Joaquín Levington protagonizó una mesaza política picante sin Mirta Legrand, donde confrontó a Manuel Adorni y José Luis Spert por casos de corrupción y vínculos con narcotráfico, recordando cómo un candidato como Esper fue corrido tras defender a un narcotraficante y terminar llorando ante la Justicia.
Levington cuestionó la desproporción en investigaciones, comparando la situación de Cristina Fernández de Kirchner, condenada pero reelegida en 2019 pese a conocidas causas de corrupción, con otros políticos que acumulan causas post-elección, y criticó la hipocresía generalizada al defender vínculos negados como contratos con acusados en EE.UU.
El panel debatió el récord de 1.900 preguntas sin responder de Adorni, sus propiedades emergentes en seis meses, vacaciones y propiedades, mientras el gobierno lo sostiene pese a escándalos, y cuestionó la credibilidad de políticos en general, rechazando la postura cínica de no creer en ninguno.

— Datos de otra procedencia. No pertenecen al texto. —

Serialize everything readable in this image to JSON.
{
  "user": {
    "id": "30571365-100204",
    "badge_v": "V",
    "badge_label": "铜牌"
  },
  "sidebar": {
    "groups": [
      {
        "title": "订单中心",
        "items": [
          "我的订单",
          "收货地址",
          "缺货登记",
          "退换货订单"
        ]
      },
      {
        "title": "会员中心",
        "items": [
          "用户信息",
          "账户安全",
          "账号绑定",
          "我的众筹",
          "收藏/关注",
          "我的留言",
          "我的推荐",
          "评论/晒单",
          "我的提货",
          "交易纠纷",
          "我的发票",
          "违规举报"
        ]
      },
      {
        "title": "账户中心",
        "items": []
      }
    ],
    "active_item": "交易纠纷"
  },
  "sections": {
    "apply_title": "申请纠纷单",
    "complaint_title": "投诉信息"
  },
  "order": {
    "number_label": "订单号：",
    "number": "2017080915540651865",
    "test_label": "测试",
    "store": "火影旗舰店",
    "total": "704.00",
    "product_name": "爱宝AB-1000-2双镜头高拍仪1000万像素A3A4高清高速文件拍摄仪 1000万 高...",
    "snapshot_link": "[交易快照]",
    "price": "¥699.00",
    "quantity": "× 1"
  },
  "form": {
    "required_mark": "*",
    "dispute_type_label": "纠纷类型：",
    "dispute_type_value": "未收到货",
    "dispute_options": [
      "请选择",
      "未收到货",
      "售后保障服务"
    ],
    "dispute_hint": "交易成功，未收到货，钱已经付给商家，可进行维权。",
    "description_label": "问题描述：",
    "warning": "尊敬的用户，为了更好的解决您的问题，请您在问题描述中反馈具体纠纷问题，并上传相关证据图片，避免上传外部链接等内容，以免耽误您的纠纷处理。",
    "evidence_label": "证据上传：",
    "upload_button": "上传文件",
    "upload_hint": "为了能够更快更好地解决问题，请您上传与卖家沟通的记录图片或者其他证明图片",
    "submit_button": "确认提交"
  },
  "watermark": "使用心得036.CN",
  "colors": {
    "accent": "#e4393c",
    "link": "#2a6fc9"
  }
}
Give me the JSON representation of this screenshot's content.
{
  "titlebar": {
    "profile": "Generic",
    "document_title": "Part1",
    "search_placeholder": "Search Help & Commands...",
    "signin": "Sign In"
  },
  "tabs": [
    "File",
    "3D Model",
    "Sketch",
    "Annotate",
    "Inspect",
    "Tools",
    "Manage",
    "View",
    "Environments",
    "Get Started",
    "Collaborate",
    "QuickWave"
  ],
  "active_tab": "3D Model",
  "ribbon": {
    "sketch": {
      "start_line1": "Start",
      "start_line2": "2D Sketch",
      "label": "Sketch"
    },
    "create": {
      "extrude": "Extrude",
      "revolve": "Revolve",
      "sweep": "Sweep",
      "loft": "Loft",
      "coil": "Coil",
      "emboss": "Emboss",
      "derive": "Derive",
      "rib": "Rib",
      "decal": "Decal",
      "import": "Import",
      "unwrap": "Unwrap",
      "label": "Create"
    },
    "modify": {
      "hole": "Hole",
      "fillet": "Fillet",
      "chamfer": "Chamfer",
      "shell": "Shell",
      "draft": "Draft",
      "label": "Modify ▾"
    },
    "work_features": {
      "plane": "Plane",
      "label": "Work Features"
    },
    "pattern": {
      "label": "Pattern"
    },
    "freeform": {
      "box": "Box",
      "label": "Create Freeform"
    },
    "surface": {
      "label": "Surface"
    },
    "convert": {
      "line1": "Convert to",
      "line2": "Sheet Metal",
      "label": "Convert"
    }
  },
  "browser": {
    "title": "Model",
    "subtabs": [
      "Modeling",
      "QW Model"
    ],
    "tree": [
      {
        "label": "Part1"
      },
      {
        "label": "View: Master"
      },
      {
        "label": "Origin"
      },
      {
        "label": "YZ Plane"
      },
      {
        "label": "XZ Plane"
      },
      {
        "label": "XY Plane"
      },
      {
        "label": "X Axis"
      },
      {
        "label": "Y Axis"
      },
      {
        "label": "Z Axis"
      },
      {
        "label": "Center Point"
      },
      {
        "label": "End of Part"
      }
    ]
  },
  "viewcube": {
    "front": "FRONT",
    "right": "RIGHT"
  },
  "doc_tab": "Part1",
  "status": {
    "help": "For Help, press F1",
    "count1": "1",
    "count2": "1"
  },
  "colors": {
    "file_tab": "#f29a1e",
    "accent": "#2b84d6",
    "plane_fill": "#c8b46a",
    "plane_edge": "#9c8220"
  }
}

Extendieron la crítica a la crisis en los tres poderes del Estado con payasadas en Congreso, Ejecutivo y Judicial, instando a enfocarse en ideas sobre personas, y notaron reacción en votantes de Milei por el caso Adorni, que contradice la campaña anticorrupción, sumado a revelaciones de su pasado como pretendiente a sindicalista de Rapipago.
Sheila Bilker reportó un piso del 35% de imagen positiva para Milei, estable hace tres meses, en un contexto de frustración por internas y estafas morales.